Chopin composed 21 nocturnes, 18 of which were published during his lifetime. They span almost his entire creative career – the earliest were written in the late 1820s, when the composer was still in his teens, the last in 1846, three years before his death. That period also coincided with massive advances in the technology of the piano itself; the instruments that Beethoven and Schubert wrote for – the kind that Chopin would have known in his youth – were very different in their tonal capabilities and power from those that he was able to play and compose on in the last decade of his life.

In some significant respects, Chopin’s development as a composer, and the steady refinement of his musical language, are inseparable from the increasing expressive power that the steady advancement in piano technology offered him through his career. Together with the mazurkas, the other miniature form that he made his own, the nocturnes provide a musical chronology of that development.
For his survey of the complete nocturnes, the French pianist Alain Planès has chosen to use a piano that dates back to the mid point of that development, an instrument made in Paris in 1836 by Chopin’s favourite piano maker, the Pleyel company.
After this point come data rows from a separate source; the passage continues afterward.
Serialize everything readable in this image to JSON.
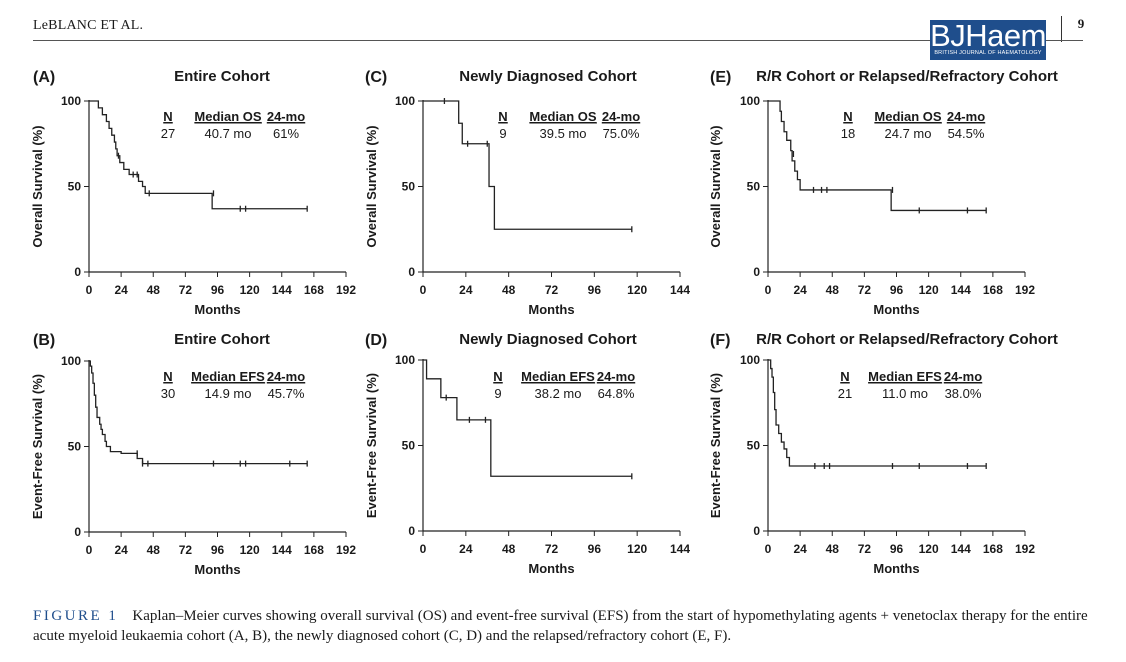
{
  "header": {
    "running_head": "LeBLANC ET AL.",
    "page_number": "9",
    "logo_main": "BJHaem",
    "logo_sub": "BRITISH JOURNAL OF HAEMATOLOGY"
  },
  "caption": {
    "label": "FIGURE 1",
    "text": "Kaplan–Meier curves showing overall survival (OS) and event-free survival (EFS) from the start of hypomethylating agents + venetoclax therapy for the entire acute myeloid leukaemia cohort (A, B), the newly diagnosed cohort (C, D) and the relapsed/refractory cohort (E, F)."
  },
  "chart_data": [
    {
      "panel": "(A)",
      "type": "line",
      "title": "Entire Cohort",
      "xlabel": "Months",
      "ylabel": "Overall Survival (%)",
      "xlim": [
        0,
        192
      ],
      "xticks": [
        0,
        24,
        48,
        72,
        96,
        120,
        144,
        168,
        192
      ],
      "ylim": [
        0,
        100
      ],
      "yticks": [
        0,
        50,
        100
      ],
      "stats": {
        "headers": [
          "N",
          "Median OS",
          "24-mo"
        ],
        "values": [
          "27",
          "40.7 mo",
          "61%"
        ]
      },
      "steps": [
        [
          0,
          100
        ],
        [
          7,
          96
        ],
        [
          10,
          92
        ],
        [
          13,
          88
        ],
        [
          15,
          84
        ],
        [
          17,
          80
        ],
        [
          19,
          76
        ],
        [
          20,
          72
        ],
        [
          21,
          68
        ],
        [
          23,
          64
        ],
        [
          26,
          60
        ],
        [
          30,
          57
        ],
        [
          37,
          53
        ],
        [
          40,
          50
        ],
        [
          42,
          46
        ],
        [
          92,
          37
        ],
        [
          163,
          37
        ]
      ],
      "censors": [
        [
          22,
          68
        ],
        [
          33,
          57
        ],
        [
          36,
          57
        ],
        [
          45,
          46
        ],
        [
          93,
          46
        ],
        [
          113,
          37
        ],
        [
          117,
          37
        ],
        [
          163,
          37
        ]
      ]
    },
    {
      "panel": "(B)",
      "type": "line",
      "title": "Entire Cohort",
      "xlabel": "Months",
      "ylabel": "Event-Free Survival (%)",
      "xlim": [
        0,
        192
      ],
      "xticks": [
        0,
        24,
        48,
        72,
        96,
        120,
        144,
        168,
        192
      ],
      "ylim": [
        0,
        100
      ],
      "yticks": [
        0,
        50,
        100
      ],
      "stats": {
        "headers": [
          "N",
          "Median EFS",
          "24-mo"
        ],
        "values": [
          "30",
          "14.9 mo",
          "45.7%"
        ]
      },
      "steps": [
        [
          0,
          100
        ],
        [
          1,
          97
        ],
        [
          2,
          93
        ],
        [
          3,
          87
        ],
        [
          4,
          80
        ],
        [
          5,
          73
        ],
        [
          6,
          67
        ],
        [
          8,
          63
        ],
        [
          9,
          60
        ],
        [
          10,
          57
        ],
        [
          12,
          53
        ],
        [
          13,
          50
        ],
        [
          16,
          47
        ],
        [
          24,
          46
        ],
        [
          36,
          43
        ],
        [
          40,
          40
        ],
        [
          163,
          40
        ]
      ],
      "censors": [
        [
          36,
          46
        ],
        [
          40,
          40
        ],
        [
          44,
          40
        ],
        [
          93,
          40
        ],
        [
          113,
          40
        ],
        [
          117,
          40
        ],
        [
          150,
          40
        ],
        [
          163,
          40
        ]
      ]
    },
    {
      "panel": "(C)",
      "type": "line",
      "title": "Newly Diagnosed Cohort",
      "xlabel": "Months",
      "ylabel": "Overall Survival (%)",
      "xlim": [
        0,
        144
      ],
      "xticks": [
        0,
        24,
        48,
        72,
        96,
        120,
        144
      ],
      "ylim": [
        0,
        100
      ],
      "yticks": [
        0,
        50,
        100
      ],
      "stats": {
        "headers": [
          "N",
          "Median OS",
          "24-mo"
        ],
        "values": [
          "9",
          "39.5 mo",
          "75.0%"
        ]
      },
      "steps": [
        [
          0,
          100
        ],
        [
          20,
          87
        ],
        [
          22,
          75
        ],
        [
          37,
          50
        ],
        [
          40,
          25
        ],
        [
          117,
          25
        ]
      ],
      "censors": [
        [
          12,
          100
        ],
        [
          25,
          75
        ],
        [
          36,
          75
        ],
        [
          117,
          25
        ]
      ]
    },
    {
      "panel": "(D)",
      "type": "line",
      "title": "Newly Diagnosed Cohort",
      "xlabel": "Months",
      "ylabel": "Event-Free Survival (%)",
      "xlim": [
        0,
        144
      ],
      "xticks": [
        0,
        24,
        48,
        72,
        96,
        120,
        144
      ],
      "ylim": [
        0,
        100
      ],
      "yticks": [
        0,
        50,
        100
      ],
      "stats": {
        "headers": [
          "N",
          "Median EFS",
          "24-mo"
        ],
        "values": [
          "9",
          "38.2 mo",
          "64.8%"
        ]
      },
      "steps": [
        [
          0,
          100
        ],
        [
          2,
          89
        ],
        [
          10,
          78
        ],
        [
          19,
          65
        ],
        [
          38,
          32
        ],
        [
          117,
          32
        ]
      ],
      "censors": [
        [
          13,
          78
        ],
        [
          26,
          65
        ],
        [
          35,
          65
        ],
        [
          117,
          32
        ]
      ]
    },
    {
      "panel": "(E)",
      "type": "line",
      "title": "R/R Cohort or Relapsed/Refractory Cohort",
      "xlabel": "Months",
      "ylabel": "Overall Survival (%)",
      "xlim": [
        0,
        192
      ],
      "xticks": [
        0,
        24,
        48,
        72,
        96,
        120,
        144,
        168,
        192
      ],
      "ylim": [
        0,
        100
      ],
      "yticks": [
        0,
        50,
        100
      ],
      "stats": {
        "headers": [
          "N",
          "Median OS",
          "24-mo"
        ],
        "values": [
          "18",
          "24.7 mo",
          "54.5%"
        ]
      },
      "steps": [
        [
          0,
          100
        ],
        [
          9,
          94
        ],
        [
          10,
          88
        ],
        [
          12,
          82
        ],
        [
          14,
          77
        ],
        [
          17,
          71
        ],
        [
          18,
          65
        ],
        [
          20,
          59
        ],
        [
          22,
          54
        ],
        [
          24,
          48
        ],
        [
          92,
          36
        ],
        [
          163,
          36
        ]
      ],
      "censors": [
        [
          19,
          69
        ],
        [
          34,
          48
        ],
        [
          40,
          48
        ],
        [
          44,
          48
        ],
        [
          93,
          48
        ],
        [
          113,
          36
        ],
        [
          149,
          36
        ],
        [
          163,
          36
        ]
      ]
    },
    {
      "panel": "(F)",
      "type": "line",
      "title": "R/R Cohort or Relapsed/Refractory Cohort",
      "xlabel": "Months",
      "ylabel": "Event-Free Survival (%)",
      "xlim": [
        0,
        192
      ],
      "xticks": [
        0,
        24,
        48,
        72,
        96,
        120,
        144,
        168,
        192
      ],
      "ylim": [
        0,
        100
      ],
      "yticks": [
        0,
        50,
        100
      ],
      "stats": {
        "headers": [
          "N",
          "Median EFS",
          "24-mo"
        ],
        "values": [
          "21",
          "11.0 mo",
          "38.0%"
        ]
      },
      "steps": [
        [
          0,
          100
        ],
        [
          2,
          95
        ],
        [
          3,
          90
        ],
        [
          4,
          81
        ],
        [
          5,
          71
        ],
        [
          6,
          62
        ],
        [
          8,
          57
        ],
        [
          10,
          52
        ],
        [
          12,
          48
        ],
        [
          14,
          43
        ],
        [
          16,
          38
        ],
        [
          163,
          38
        ]
      ],
      "censors": [
        [
          35,
          38
        ],
        [
          42,
          38
        ],
        [
          46,
          38
        ],
        [
          93,
          38
        ],
        [
          113,
          38
        ],
        [
          149,
          38
        ],
        [
          163,
          38
        ]
      ]
    }
  ]
}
It’s by no means the first time that his works have been recorded on instruments of that time – 30 years ago, Cyril Huvé made a revelatory recording of the scherzos and ballades on two historical pianos, an 1828 Pleyel and an Érard from 1838 that Chopin almost certainly played, while Planès himself has previously recorded a Chopin recital disc, including a couple of the nocturnes, on the Pleyel that he uses here.
It’s certainly a superb-sounding instrument, with a wonderful balance between the registers, without any hint of hollowness in the treble, and no overpowering snarl from the bass. There is always something special about hearing Chopin’s music on the kind of piano for which it was conceived, but there’s the sense in these performances that Planès could have used a wider range of tone colour and expression than he allows himself. There’s a reined-in stiffness about his playing that is most effective in the more straightforward nocturnes; in those that are more harmonically adventurous or melodically more elaborate, one longs for something more imaginative, less prosaic.
This week’s other pick
There’s a second Chopin release this month from Harmonia Mundi, a much more conventional recital programme from the Spanish pianist Javier Perianes, which is dominated by the second and third piano sonatas and framed by the three mazurkas Op 63. It’s hard to think of many works in the piano repertory where the competition on disc is more intense than in the two sonatas, and though Perianes’s performances are fluent enough and always thoughtful, they don’t come close to challenging the finest already available.